En outre, les auteurs recommandent que les gouvernements « devraient améliorer la littératie numérique parmi les professionnels de l'énergie, » leur permettant de s'engager efficacement avec les technologies émergentes. Ils appellent également les gouvernements « à établir des lois et des réglementations qui doivent promouvoir les pratiques de gouvernance numérique, qui sont essentielles pour surveiller efficacement les projets d'énergie renouvelable ».

Un accent clé est mis sur l'incorporation des principes de l'économie circulaire dans les politiques de développement des énergies renouvelables (RED). Les décideurs sont encouragés à concevoir des cadres qui s'alignent sur les idéaux de l'économie circulaire, tandis que les investisseurs sont invités à favoriser les projets qui incarnent ces principes.

« Le secteur des énergies renouvelables peut bénéficier des principes de l'économie circulaire en augmentant la durée de vie des éléments d'énergie renouvelable et des centrales électriques », écrivent-ils.
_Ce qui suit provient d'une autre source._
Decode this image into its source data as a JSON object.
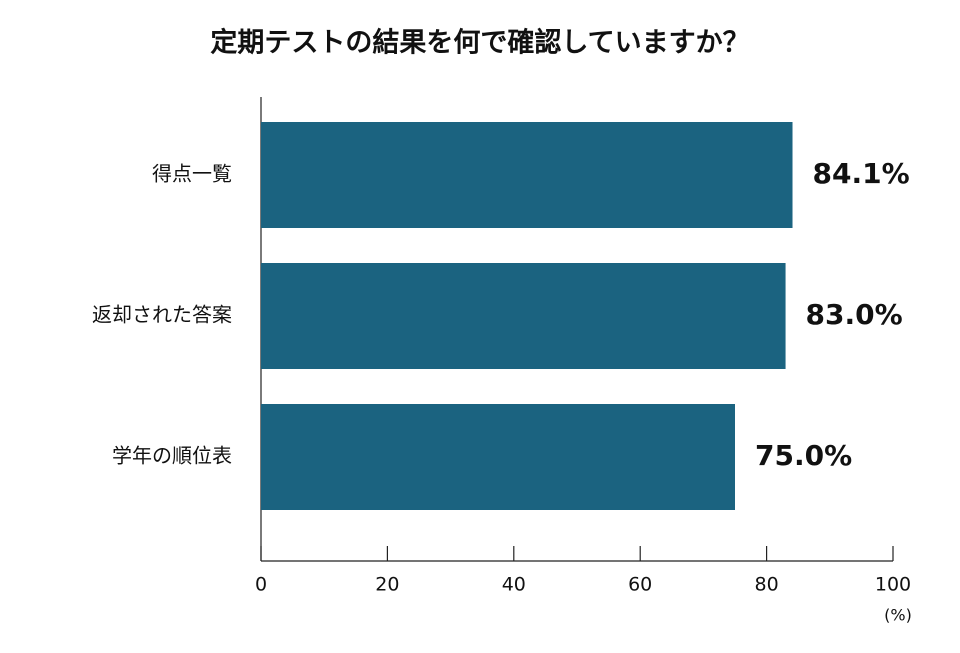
{
  "chart_data": {
    "type": "hbar",
    "title": "定期テストの結果を何で確認していますか？",
    "categories": [
      "得点一覧",
      "返却された答案",
      "学年の順位表"
    ],
    "values": [
      84.1,
      83.0,
      75.0
    ],
    "value_labels": [
      "84.1%",
      "83.0%",
      "75.0%"
    ],
    "color": "#1b6380",
    "xlim": [
      0,
      100
    ],
    "xticks": [
      0,
      20,
      40,
      60,
      80,
      100
    ],
    "xlabel": "(%)",
    "grid": false
  }
}
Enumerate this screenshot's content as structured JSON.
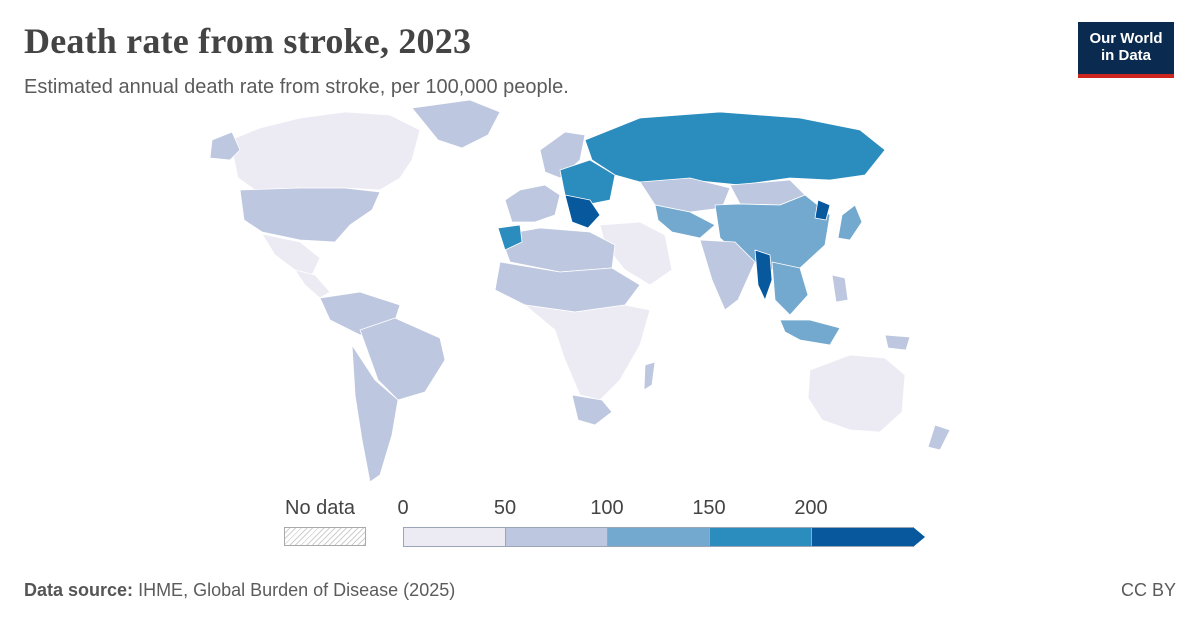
{
  "header": {
    "title": "Death rate from stroke, 2023",
    "subtitle": "Estimated annual death rate from stroke, per 100,000 people."
  },
  "logo": {
    "line1": "Our World",
    "line2": "in Data"
  },
  "legend": {
    "no_data_label": "No data",
    "ticks": [
      "0",
      "50",
      "100",
      "150",
      "200"
    ],
    "bins": [
      {
        "range": "0-50",
        "color": "#eceaf3"
      },
      {
        "range": "50-100",
        "color": "#bdc7df"
      },
      {
        "range": "100-150",
        "color": "#74a9cf"
      },
      {
        "range": "150-200",
        "color": "#2b8cbe"
      },
      {
        "range": ">200",
        "color": "#08589e"
      }
    ]
  },
  "colors": {
    "low": "#eceaf3",
    "mid_low": "#bdc7df",
    "mid": "#74a9cf",
    "high": "#2b8cbe",
    "very_high": "#08589e",
    "border": "#ffffff",
    "logo_bg": "#0b2a4f",
    "logo_accent": "#ce261e"
  },
  "regions": [
    {
      "name": "Canada",
      "class": "low"
    },
    {
      "name": "United States",
      "class": "mid_low"
    },
    {
      "name": "Greenland",
      "class": "mid_low"
    },
    {
      "name": "Alaska",
      "class": "mid_low"
    },
    {
      "name": "Mexico",
      "class": "low"
    },
    {
      "name": "Central America & Caribbean",
      "class": "low"
    },
    {
      "name": "Northern South America",
      "class": "mid_low"
    },
    {
      "name": "Brazil",
      "class": "mid_low"
    },
    {
      "name": "Southern Cone",
      "class": "mid_low"
    },
    {
      "name": "Western Europe",
      "class": "mid_low"
    },
    {
      "name": "Scandinavia",
      "class": "mid_low"
    },
    {
      "name": "Eastern Europe",
      "class": "high"
    },
    {
      "name": "Balkans",
      "class": "very_high"
    },
    {
      "name": "Russia",
      "class": "high"
    },
    {
      "name": "Kazakhstan",
      "class": "mid_low"
    },
    {
      "name": "Central Asia",
      "class": "mid"
    },
    {
      "name": "Mongolia",
      "class": "mid_low"
    },
    {
      "name": "China",
      "class": "mid"
    },
    {
      "name": "North Korea",
      "class": "very_high"
    },
    {
      "name": "Japan",
      "class": "mid"
    },
    {
      "name": "Middle East",
      "class": "low"
    },
    {
      "name": "India",
      "class": "mid_low"
    },
    {
      "name": "Myanmar",
      "class": "very_high"
    },
    {
      "name": "Southeast Asia",
      "class": "mid"
    },
    {
      "name": "Indonesia",
      "class": "mid"
    },
    {
      "name": "Philippines",
      "class": "mid_low"
    },
    {
      "name": "North Africa",
      "class": "mid_low"
    },
    {
      "name": "Morocco",
      "class": "high"
    },
    {
      "name": "Sahel",
      "class": "mid_low"
    },
    {
      "name": "Sub-Saharan Africa",
      "class": "low"
    },
    {
      "name": "South Africa",
      "class": "mid_low"
    },
    {
      "name": "Madagascar",
      "class": "mid_low"
    },
    {
      "name": "Australia",
      "class": "low"
    },
    {
      "name": "New Zealand",
      "class": "mid_low"
    },
    {
      "name": "Papua New Guinea",
      "class": "mid_low"
    }
  ],
  "footer": {
    "source_label": "Data source:",
    "source_text": "IHME, Global Burden of Disease (2025)",
    "license": "CC BY"
  }
}
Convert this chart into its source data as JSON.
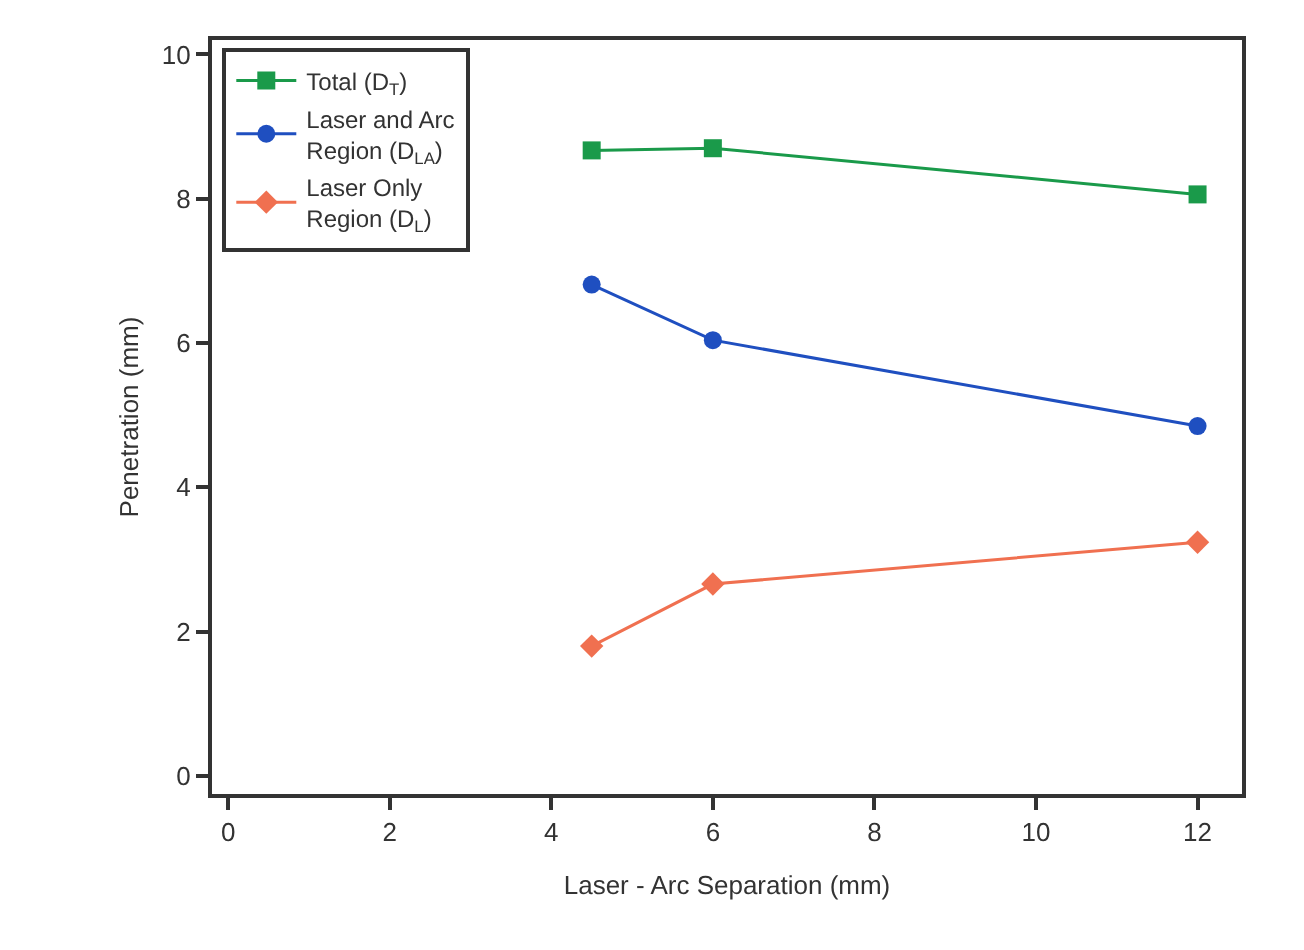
{
  "chart_data": {
    "type": "line",
    "xlabel": "Laser - Arc Separation (mm)",
    "ylabel": "Penetration (mm)",
    "x": [
      4.5,
      6,
      12
    ],
    "series": [
      {
        "name": "Total (D$_{T}$)",
        "color": "#1a9a4a",
        "values": [
          8.67,
          8.7,
          8.06
        ],
        "marker": "square"
      },
      {
        "name": "Laser and Arc Region (D$_{LA}$)",
        "color": "#1f4fc0",
        "values": [
          6.81,
          6.04,
          4.85
        ],
        "marker": "circle"
      },
      {
        "name": "Laser Only Region (D$_{L}$)",
        "color": "#f07050",
        "values": [
          1.8,
          2.66,
          3.24
        ],
        "marker": "diamond"
      }
    ],
    "xlim": [
      -0.2,
      12.55
    ],
    "xticks": [
      0,
      2,
      4,
      6,
      8,
      10,
      12
    ],
    "ylim": [
      -0.25,
      10.2
    ],
    "yticks": [
      0,
      2,
      4,
      6,
      8,
      10
    ],
    "grid": false,
    "legend": "top left",
    "line_style": "solid"
  }
}
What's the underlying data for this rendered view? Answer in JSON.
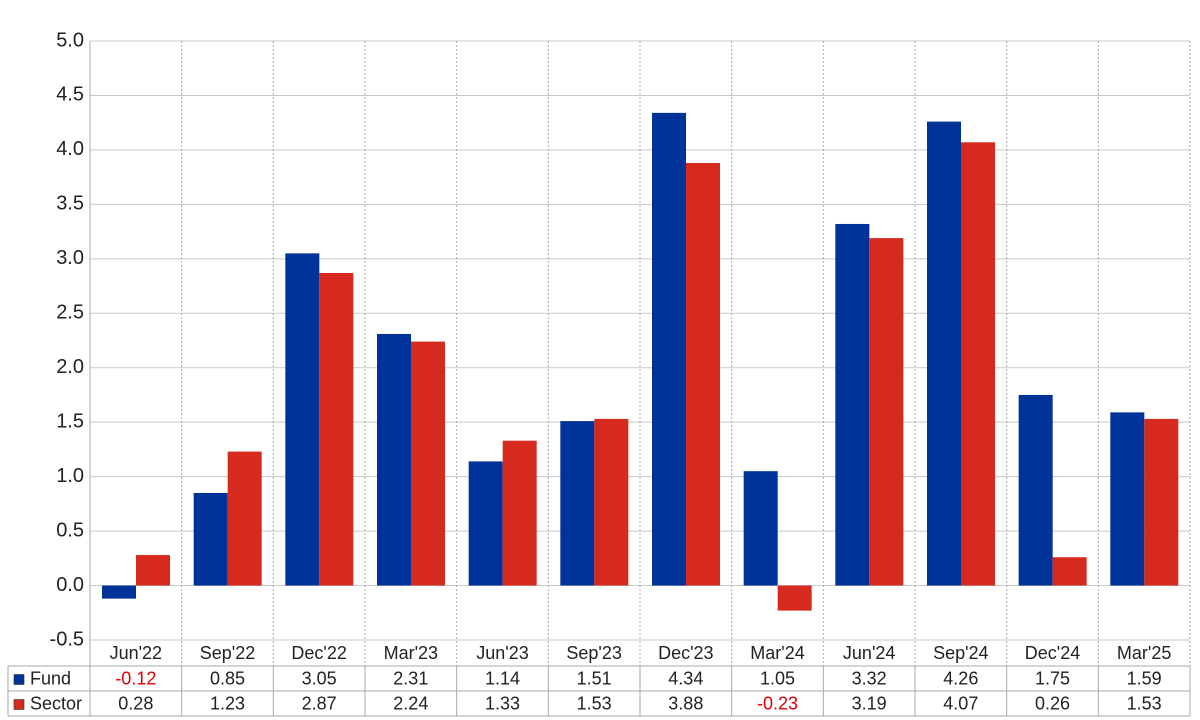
{
  "chart_data": {
    "type": "bar",
    "categories": [
      "Jun'22",
      "Sep'22",
      "Dec'22",
      "Mar'23",
      "Jun'23",
      "Sep'23",
      "Dec'23",
      "Mar'24",
      "Jun'24",
      "Sep'24",
      "Dec'24",
      "Mar'25"
    ],
    "series": [
      {
        "name": "Fund",
        "color": "#003399",
        "values": [
          -0.12,
          0.85,
          3.05,
          2.31,
          1.14,
          1.51,
          4.34,
          1.05,
          3.32,
          4.26,
          1.75,
          1.59
        ]
      },
      {
        "name": "Sector",
        "color": "#d62a1e",
        "values": [
          0.28,
          1.23,
          2.87,
          2.24,
          1.33,
          1.53,
          3.88,
          -0.23,
          3.19,
          4.07,
          0.26,
          1.53
        ]
      }
    ],
    "ylim": [
      -0.5,
      5
    ],
    "yticks": [
      {
        "value": 5,
        "label": "5.0"
      },
      4.5,
      {
        "value": 4,
        "label": "4.0"
      },
      3.5,
      {
        "value": 3,
        "label": "3.0"
      },
      2.5,
      {
        "value": 2,
        "label": "2.0"
      },
      1.5,
      {
        "value": 1,
        "label": "1.0"
      },
      0.5,
      {
        "value": 0,
        "label": "0.0"
      },
      -0.5
    ],
    "grid": true
  }
}
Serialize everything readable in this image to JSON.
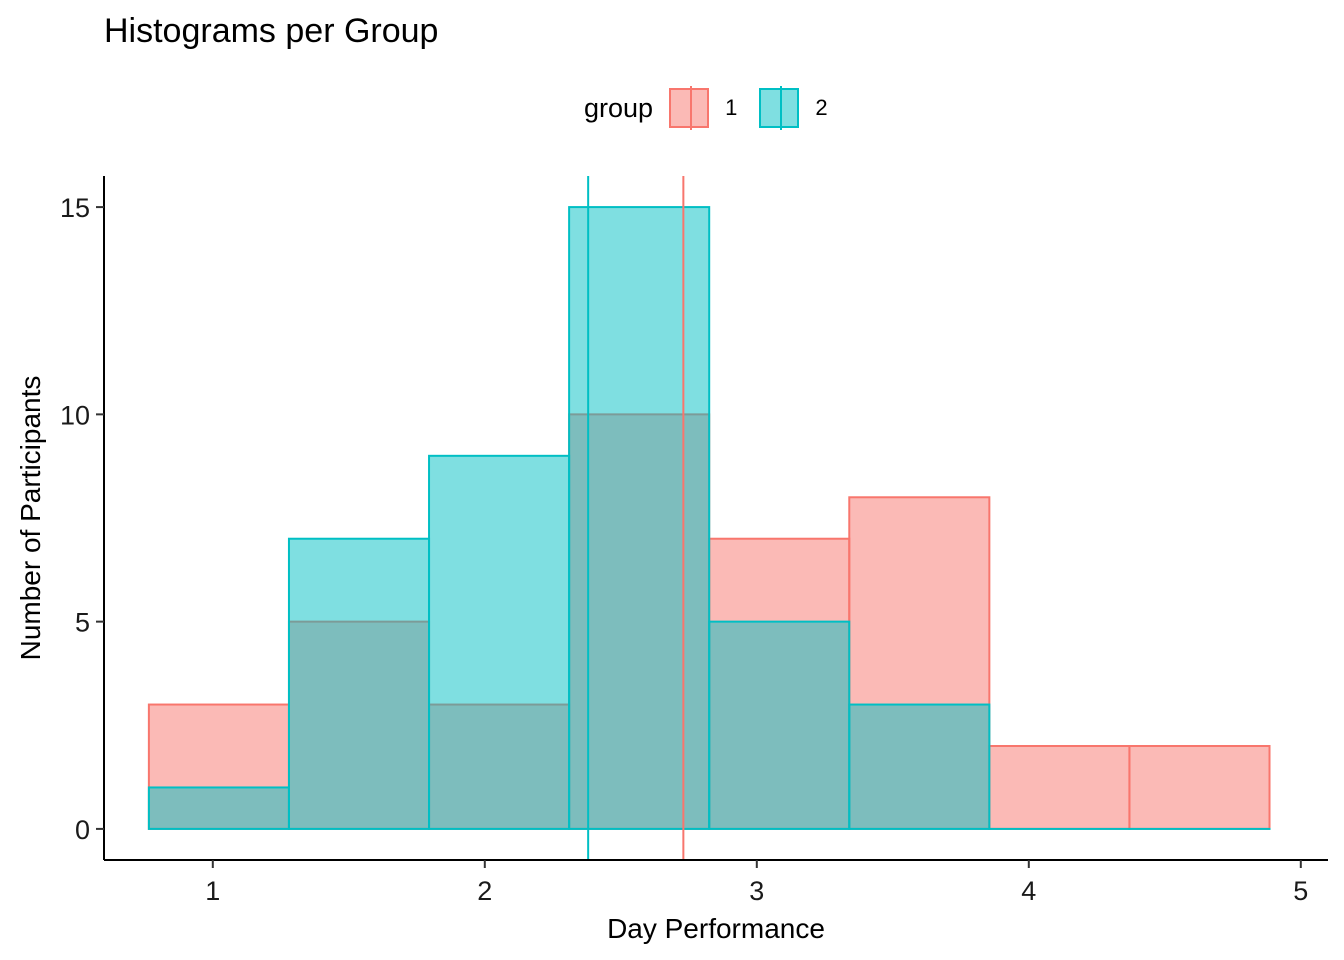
{
  "title": "Histograms per Group",
  "legend": {
    "title": "group",
    "items": [
      {
        "label": "1",
        "fill": "#F8766D",
        "stroke": "#F8766D"
      },
      {
        "label": "2",
        "fill": "#00BFC4",
        "stroke": "#00BFC4"
      }
    ]
  },
  "chart_data": {
    "type": "bar",
    "subtype": "overlapping histogram",
    "title": "Histograms per Group",
    "xlabel": "Day Performance",
    "ylabel": "Number of Participants",
    "xlim": [
      0.6,
      5.1
    ],
    "ylim": [
      -0.75,
      15.75
    ],
    "xticks": [
      1,
      2,
      3,
      4,
      5
    ],
    "yticks": [
      0,
      5,
      10,
      15
    ],
    "grid": false,
    "legend_position": "top",
    "bin_edges": [
      0.765,
      1.28,
      1.795,
      2.31,
      2.825,
      3.34,
      3.855,
      4.37,
      4.885
    ],
    "series": [
      {
        "name": "1",
        "color": "#F8766D",
        "counts": [
          3,
          5,
          3,
          10,
          7,
          8,
          2,
          2
        ],
        "mean": 2.73
      },
      {
        "name": "2",
        "color": "#00BFC4",
        "counts": [
          1,
          7,
          9,
          15,
          5,
          3,
          0,
          0
        ],
        "mean": 2.38
      }
    ]
  }
}
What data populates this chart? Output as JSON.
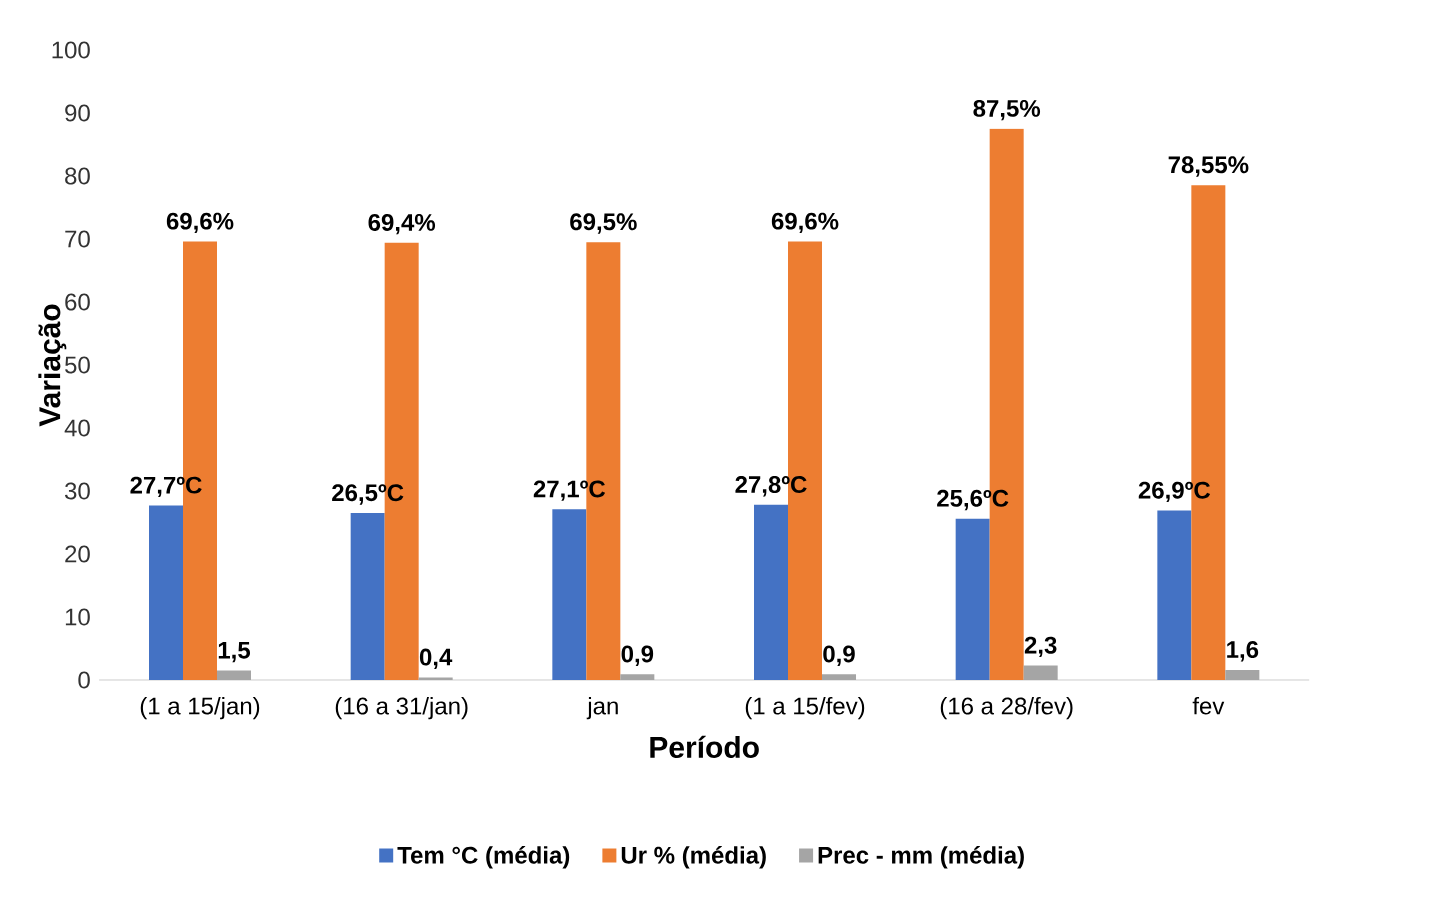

Les auteurs soulignent que les gouvernements devraient mettre en œuvre des politiques visant à l'efficacité des ressources dans la production d'énergie renouvelable. Cela comprend l'offre de «incitations aux entrepreneurs» qui utilisent des matériaux recyclés, des produits de conception pour la durabilité et la réutilisation, et minimiser les déchets tout au long du processus de production.

« En conséquence, grâce à la gouvernance numérique, les décideurs politiques aident à développer un environnement de transparence et de responsabilité, renforçant la confiance des investisseurs et attirant le financement des initiatives renouvelables », notent les auteurs.

Malgré l'importance de leurs résultats, les auteurs reconnaissent franchement «certaines limites» dans leur analyse. Ils avertissent que les résultats peuvent être soumis à des biais dus à la corrélation temporelle et régionale entre les 27 pays européens inclus dans l'étude.

Une autre limitation qu'ils mettent en évidence est la portée géographique de la recherche, qui se limite aux économies européennes. Ils notent que ces pays diffèrent considérablement de ceux d'Asie, d'Afrique et des Amériques en termes de systèmes politiques, de structures économiques, de cadres institutionnels et de contextes sociaux. En tant que tels, ils recommandent que les recherches futures entreprennent des analyses comparatives dans ces régions mondiales pour améliorer la généralisation des résultats.